È patetica l`insistenza sui crediti di imposta o sulla rimozione dei vincoli al licenziamento (art. 18 dello statuto dei lavoratori) “per dare lavoro ai giovani”. La verità è che la linea macroeconomica voluta dai governi di centrodestra ed ostinatamente perseguita nell`Unione Europea rende la moneta unica insostenibile sul piano economico, politico e democratico. La verità è che l`ideologia neo-liberista e il corporativismo miope degli interessi forti da essa schermati portano al collasso la straordinaria avventura unitaria avviata dopo la Seconda Guerra mondiale; ad ulteriore regressione la nostra distintiva civiltà del lavoro; alla fine le democrazie delle classi medie; alla marginalità i singoli Stati nazionali del vecchio continente sullo scacchiere geo-economico e geo-politico del “secolo cinese”. È questo l`unico futuro possibile? No, la storia non è data.
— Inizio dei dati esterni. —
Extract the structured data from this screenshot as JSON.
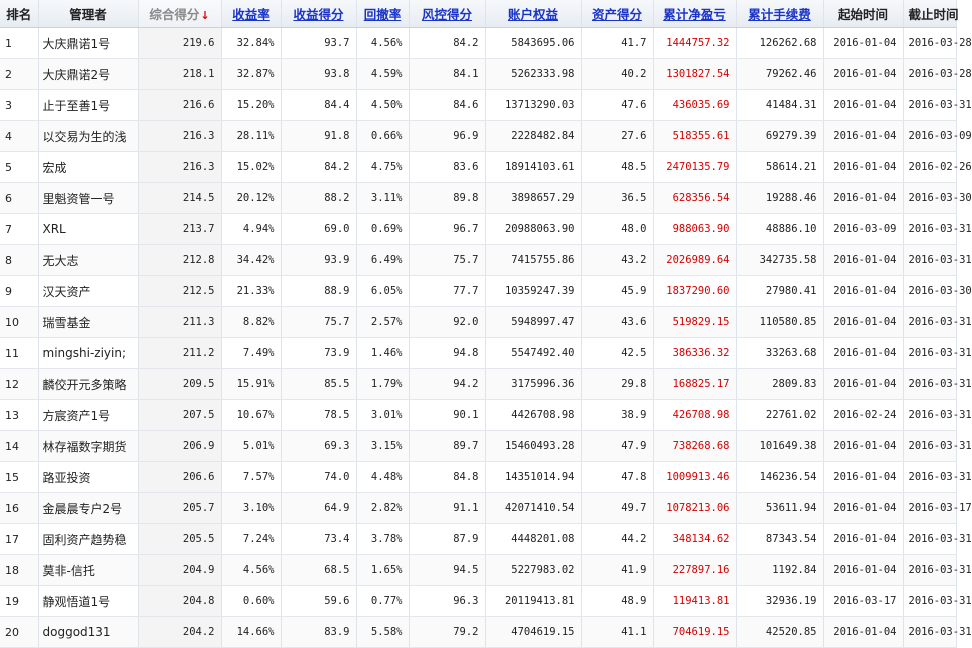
{
  "header": {
    "rank": "排名",
    "manager": "管理者",
    "composite_score": "综合得分",
    "sort_arrow": "↓",
    "return_rate": "收益率",
    "return_score": "收益得分",
    "drawdown": "回撤率",
    "risk_score": "风控得分",
    "equity": "账户权益",
    "asset_score": "资产得分",
    "cum_pnl": "累计净盈亏",
    "cum_fee": "累计手续费",
    "start": "起始时间",
    "end": "截止时间"
  },
  "colors": {
    "link": "#1a34c8",
    "profit": "#d40000",
    "sort_arrow": "#e60000"
  },
  "rows": [
    {
      "rank": "1",
      "manager": "大庆鼎诺1号",
      "composite": "219.6",
      "return_rate": "32.84%",
      "return_score": "93.7",
      "drawdown": "4.56%",
      "risk_score": "84.2",
      "equity": "5843695.06",
      "asset_score": "41.7",
      "cum_pnl": "1444757.32",
      "cum_fee": "126262.68",
      "start": "2016-01-04",
      "end": "2016-03-28"
    },
    {
      "rank": "2",
      "manager": "大庆鼎诺2号",
      "composite": "218.1",
      "return_rate": "32.87%",
      "return_score": "93.8",
      "drawdown": "4.59%",
      "risk_score": "84.1",
      "equity": "5262333.98",
      "asset_score": "40.2",
      "cum_pnl": "1301827.54",
      "cum_fee": "79262.46",
      "start": "2016-01-04",
      "end": "2016-03-28"
    },
    {
      "rank": "3",
      "manager": "止于至善1号",
      "composite": "216.6",
      "return_rate": "15.20%",
      "return_score": "84.4",
      "drawdown": "4.50%",
      "risk_score": "84.6",
      "equity": "13713290.03",
      "asset_score": "47.6",
      "cum_pnl": "436035.69",
      "cum_fee": "41484.31",
      "start": "2016-01-04",
      "end": "2016-03-31"
    },
    {
      "rank": "4",
      "manager": "以交易为生的浅",
      "composite": "216.3",
      "return_rate": "28.11%",
      "return_score": "91.8",
      "drawdown": "0.66%",
      "risk_score": "96.9",
      "equity": "2228482.84",
      "asset_score": "27.6",
      "cum_pnl": "518355.61",
      "cum_fee": "69279.39",
      "start": "2016-01-04",
      "end": "2016-03-09"
    },
    {
      "rank": "5",
      "manager": "宏成",
      "composite": "216.3",
      "return_rate": "15.02%",
      "return_score": "84.2",
      "drawdown": "4.75%",
      "risk_score": "83.6",
      "equity": "18914103.61",
      "asset_score": "48.5",
      "cum_pnl": "2470135.79",
      "cum_fee": "58614.21",
      "start": "2016-01-04",
      "end": "2016-02-26"
    },
    {
      "rank": "6",
      "manager": "里魁资管一号",
      "composite": "214.5",
      "return_rate": "20.12%",
      "return_score": "88.2",
      "drawdown": "3.11%",
      "risk_score": "89.8",
      "equity": "3898657.29",
      "asset_score": "36.5",
      "cum_pnl": "628356.54",
      "cum_fee": "19288.46",
      "start": "2016-01-04",
      "end": "2016-03-30"
    },
    {
      "rank": "7",
      "manager": "XRL",
      "composite": "213.7",
      "return_rate": "4.94%",
      "return_score": "69.0",
      "drawdown": "0.69%",
      "risk_score": "96.7",
      "equity": "20988063.90",
      "asset_score": "48.0",
      "cum_pnl": "988063.90",
      "cum_fee": "48886.10",
      "start": "2016-03-09",
      "end": "2016-03-31"
    },
    {
      "rank": "8",
      "manager": "无大志",
      "composite": "212.8",
      "return_rate": "34.42%",
      "return_score": "93.9",
      "drawdown": "6.49%",
      "risk_score": "75.7",
      "equity": "7415755.86",
      "asset_score": "43.2",
      "cum_pnl": "2026989.64",
      "cum_fee": "342735.58",
      "start": "2016-01-04",
      "end": "2016-03-31"
    },
    {
      "rank": "9",
      "manager": "汉天资产",
      "composite": "212.5",
      "return_rate": "21.33%",
      "return_score": "88.9",
      "drawdown": "6.05%",
      "risk_score": "77.7",
      "equity": "10359247.39",
      "asset_score": "45.9",
      "cum_pnl": "1837290.60",
      "cum_fee": "27980.41",
      "start": "2016-01-04",
      "end": "2016-03-30"
    },
    {
      "rank": "10",
      "manager": "瑞雪基金",
      "composite": "211.3",
      "return_rate": "8.82%",
      "return_score": "75.7",
      "drawdown": "2.57%",
      "risk_score": "92.0",
      "equity": "5948997.47",
      "asset_score": "43.6",
      "cum_pnl": "519829.15",
      "cum_fee": "110580.85",
      "start": "2016-01-04",
      "end": "2016-03-31"
    },
    {
      "rank": "11",
      "manager": "mingshi-ziyin;",
      "composite": "211.2",
      "return_rate": "7.49%",
      "return_score": "73.9",
      "drawdown": "1.46%",
      "risk_score": "94.8",
      "equity": "5547492.40",
      "asset_score": "42.5",
      "cum_pnl": "386336.32",
      "cum_fee": "33263.68",
      "start": "2016-01-04",
      "end": "2016-03-31"
    },
    {
      "rank": "12",
      "manager": "麟佼开元多策略",
      "composite": "209.5",
      "return_rate": "15.91%",
      "return_score": "85.5",
      "drawdown": "1.79%",
      "risk_score": "94.2",
      "equity": "3175996.36",
      "asset_score": "29.8",
      "cum_pnl": "168825.17",
      "cum_fee": "2809.83",
      "start": "2016-01-04",
      "end": "2016-03-31"
    },
    {
      "rank": "13",
      "manager": "方宸资产1号",
      "composite": "207.5",
      "return_rate": "10.67%",
      "return_score": "78.5",
      "drawdown": "3.01%",
      "risk_score": "90.1",
      "equity": "4426708.98",
      "asset_score": "38.9",
      "cum_pnl": "426708.98",
      "cum_fee": "22761.02",
      "start": "2016-02-24",
      "end": "2016-03-31"
    },
    {
      "rank": "14",
      "manager": "林存福数字期货",
      "composite": "206.9",
      "return_rate": "5.01%",
      "return_score": "69.3",
      "drawdown": "3.15%",
      "risk_score": "89.7",
      "equity": "15460493.28",
      "asset_score": "47.9",
      "cum_pnl": "738268.68",
      "cum_fee": "101649.38",
      "start": "2016-01-04",
      "end": "2016-03-31"
    },
    {
      "rank": "15",
      "manager": "路亚投资",
      "composite": "206.6",
      "return_rate": "7.57%",
      "return_score": "74.0",
      "drawdown": "4.48%",
      "risk_score": "84.8",
      "equity": "14351014.94",
      "asset_score": "47.8",
      "cum_pnl": "1009913.46",
      "cum_fee": "146236.54",
      "start": "2016-01-04",
      "end": "2016-03-31"
    },
    {
      "rank": "16",
      "manager": "金晨晨专户2号",
      "composite": "205.7",
      "return_rate": "3.10%",
      "return_score": "64.9",
      "drawdown": "2.82%",
      "risk_score": "91.1",
      "equity": "42071410.54",
      "asset_score": "49.7",
      "cum_pnl": "1078213.06",
      "cum_fee": "53611.94",
      "start": "2016-01-04",
      "end": "2016-03-17"
    },
    {
      "rank": "17",
      "manager": "固利资产趋势稳",
      "composite": "205.5",
      "return_rate": "7.24%",
      "return_score": "73.4",
      "drawdown": "3.78%",
      "risk_score": "87.9",
      "equity": "4448201.08",
      "asset_score": "44.2",
      "cum_pnl": "348134.62",
      "cum_fee": "87343.54",
      "start": "2016-01-04",
      "end": "2016-03-31"
    },
    {
      "rank": "18",
      "manager": "莫非-信托",
      "composite": "204.9",
      "return_rate": "4.56%",
      "return_score": "68.5",
      "drawdown": "1.65%",
      "risk_score": "94.5",
      "equity": "5227983.02",
      "asset_score": "41.9",
      "cum_pnl": "227897.16",
      "cum_fee": "1192.84",
      "start": "2016-01-04",
      "end": "2016-03-31"
    },
    {
      "rank": "19",
      "manager": "静观悟道1号",
      "composite": "204.8",
      "return_rate": "0.60%",
      "return_score": "59.6",
      "drawdown": "0.77%",
      "risk_score": "96.3",
      "equity": "20119413.81",
      "asset_score": "48.9",
      "cum_pnl": "119413.81",
      "cum_fee": "32936.19",
      "start": "2016-03-17",
      "end": "2016-03-31"
    },
    {
      "rank": "20",
      "manager": "doggod131",
      "composite": "204.2",
      "return_rate": "14.66%",
      "return_score": "83.9",
      "drawdown": "5.58%",
      "risk_score": "79.2",
      "equity": "4704619.15",
      "asset_score": "41.1",
      "cum_pnl": "704619.15",
      "cum_fee": "42520.85",
      "start": "2016-01-04",
      "end": "2016-03-31"
    }
  ]
}
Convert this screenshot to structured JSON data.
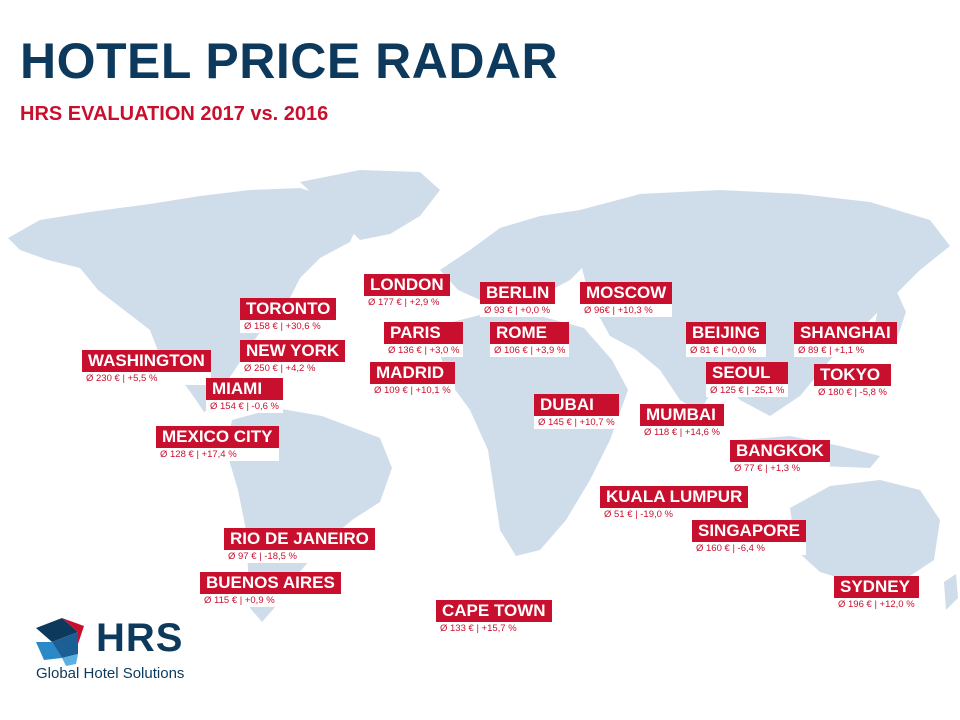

Il futuro dipende da noi. Che fare, allora? I progressisti europei propongono un`inversione di rotta di 180 gradi: trasferimento della sovranità economica ancora formalmente ed inutilmente custodita all`interno dei confini nazionali ad una istituzione di governance legittimata democraticamente dell`euro-area; sostegno politico alla Bce per acquisti illimitati sul mercato secondario dei titoli di Stato in sofferenza; ristrutturazione del debito greco; ricapitalizzazione delle banche colpite dalla svalutazione dei titoli; trasformazione del Fondo Salva-Stati in una Agenzia Europea per la gestione dei debiti sovrani; allentamento delle politiche di bilancio e sostegno alla domanda aggregata attraverso investimenti pubblici trans-europei alimentati da eurobonds e dalla tassa sulle transazioni finanziarie speculative. «Stiamo attenti, dare fiducia non vuol dire alimentare illusioni» ammoniva il Presidente Napolitano.
È così. Senza inversione di rotta, i figli, oltre ad un futuro di debito pubblico, avranno, insieme ai padri, un eterno presente di disoccupazione, sottooccupazione, precarietà, chiusura nazionalista e impoverimento populista della democrazia.